Fellow at NYU ILI
Mimee Xu builds privacy-critical machine learning infrastructure. She is a Research Fellow at the Information Law Institute at NYU and earned her PhD in Computer Science from the NYU Courant Institute in 2025.
Her work focuses on two complementary directions:
(1) achieving exact unlearning through data-flexible training, including training that supports reversible data inclusion (as introduced in Netflix and Forget), and
(2) establishing Secure Computation as foundational infrastructure for evaluation over encrypted datasets and computations, as well as for data acquisition and model auditing over sensitive data.
Together, this work enables mechanisms for accountable oversight.

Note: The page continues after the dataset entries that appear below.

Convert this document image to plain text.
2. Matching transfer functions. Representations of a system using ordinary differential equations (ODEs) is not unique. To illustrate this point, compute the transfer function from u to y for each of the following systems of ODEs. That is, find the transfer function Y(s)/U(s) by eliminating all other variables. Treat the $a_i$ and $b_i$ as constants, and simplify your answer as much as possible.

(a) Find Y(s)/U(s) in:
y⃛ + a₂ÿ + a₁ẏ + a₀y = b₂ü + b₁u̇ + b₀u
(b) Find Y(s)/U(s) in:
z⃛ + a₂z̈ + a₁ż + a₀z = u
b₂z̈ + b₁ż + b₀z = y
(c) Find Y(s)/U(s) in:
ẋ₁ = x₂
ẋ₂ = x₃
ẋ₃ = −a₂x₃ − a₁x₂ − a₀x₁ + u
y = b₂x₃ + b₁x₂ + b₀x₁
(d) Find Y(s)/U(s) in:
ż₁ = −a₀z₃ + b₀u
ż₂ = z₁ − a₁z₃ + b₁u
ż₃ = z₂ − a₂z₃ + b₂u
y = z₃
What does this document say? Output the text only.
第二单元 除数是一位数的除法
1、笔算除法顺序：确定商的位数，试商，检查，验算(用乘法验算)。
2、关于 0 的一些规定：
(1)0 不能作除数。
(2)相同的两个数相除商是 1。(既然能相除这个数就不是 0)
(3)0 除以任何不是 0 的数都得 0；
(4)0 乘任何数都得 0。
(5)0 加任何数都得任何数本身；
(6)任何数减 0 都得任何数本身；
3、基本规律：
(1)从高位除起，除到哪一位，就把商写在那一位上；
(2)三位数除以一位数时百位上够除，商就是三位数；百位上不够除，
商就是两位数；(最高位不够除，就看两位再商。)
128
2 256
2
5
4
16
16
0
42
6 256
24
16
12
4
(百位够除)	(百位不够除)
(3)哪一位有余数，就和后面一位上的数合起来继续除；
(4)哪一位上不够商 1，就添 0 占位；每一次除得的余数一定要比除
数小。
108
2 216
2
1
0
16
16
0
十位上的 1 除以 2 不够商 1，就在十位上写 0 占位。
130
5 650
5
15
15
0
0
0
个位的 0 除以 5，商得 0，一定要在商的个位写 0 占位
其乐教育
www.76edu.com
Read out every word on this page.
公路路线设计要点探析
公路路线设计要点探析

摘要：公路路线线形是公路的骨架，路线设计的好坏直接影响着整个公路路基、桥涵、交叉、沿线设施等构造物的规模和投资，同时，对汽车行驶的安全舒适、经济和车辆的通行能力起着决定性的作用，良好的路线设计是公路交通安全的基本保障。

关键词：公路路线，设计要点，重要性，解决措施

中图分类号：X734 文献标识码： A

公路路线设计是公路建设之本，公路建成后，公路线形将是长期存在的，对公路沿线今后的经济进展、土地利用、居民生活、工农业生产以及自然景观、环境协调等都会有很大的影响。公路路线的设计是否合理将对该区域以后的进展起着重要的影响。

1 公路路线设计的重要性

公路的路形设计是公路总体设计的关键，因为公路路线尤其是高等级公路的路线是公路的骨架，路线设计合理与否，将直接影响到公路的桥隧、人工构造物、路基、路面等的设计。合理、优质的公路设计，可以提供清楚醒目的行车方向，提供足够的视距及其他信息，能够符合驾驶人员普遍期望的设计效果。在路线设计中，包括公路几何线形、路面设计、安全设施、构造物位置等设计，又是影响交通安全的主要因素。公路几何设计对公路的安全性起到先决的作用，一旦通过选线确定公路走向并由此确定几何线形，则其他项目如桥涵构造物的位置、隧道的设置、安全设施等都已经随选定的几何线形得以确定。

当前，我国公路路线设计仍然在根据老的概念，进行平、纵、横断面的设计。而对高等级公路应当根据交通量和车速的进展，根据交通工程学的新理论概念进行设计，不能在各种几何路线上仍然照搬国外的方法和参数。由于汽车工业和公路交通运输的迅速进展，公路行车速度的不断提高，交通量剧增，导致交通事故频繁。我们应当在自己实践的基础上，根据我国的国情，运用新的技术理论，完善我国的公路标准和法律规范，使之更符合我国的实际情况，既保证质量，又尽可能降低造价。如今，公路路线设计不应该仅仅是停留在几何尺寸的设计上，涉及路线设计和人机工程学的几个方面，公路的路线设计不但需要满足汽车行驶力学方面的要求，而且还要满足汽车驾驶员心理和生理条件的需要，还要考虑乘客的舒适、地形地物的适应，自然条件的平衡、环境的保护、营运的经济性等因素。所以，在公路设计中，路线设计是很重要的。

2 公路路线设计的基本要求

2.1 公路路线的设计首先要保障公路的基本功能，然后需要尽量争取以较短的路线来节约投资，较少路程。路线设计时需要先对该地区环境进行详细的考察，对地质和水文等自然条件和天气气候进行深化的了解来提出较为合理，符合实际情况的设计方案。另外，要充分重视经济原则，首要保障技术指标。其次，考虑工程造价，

As a Research Fellow at the Information Law Institute at NYU, Xu’s ongoing work on Privacy of the Mind examines how AI-mediated cognition poses a novel systemic risk, and how emerging technical capabilities could modernize privacy protection law and inform the development of new legal doctrines.
Xu earned her PhD in Computer Science from the NYU Courant Institute in 2025. Her dissertation advanced scalable secure computation techniques for dataset valuation, model evaluation, and encrypted auditing of models.
Prior to her doctorate, she applied machine learning to the engineering of large-scale production systems. Her industrial experience includes using machine learning to replace labor-intensive areas of production system management at Google, research engineering at Baidu Silicon Valley AI Labs, research and development at UnifyID, and doctoral research internships at Meta AI Research and ByteDance Applied Machine Learning.
She is also an interdisciplinary field-builder, having co-organized and grown Machine Learning for Systems — a longstanding NeurIPS workshop — for seven years, and is particularly interested in in-person coordination across technical, legal, and policy domains.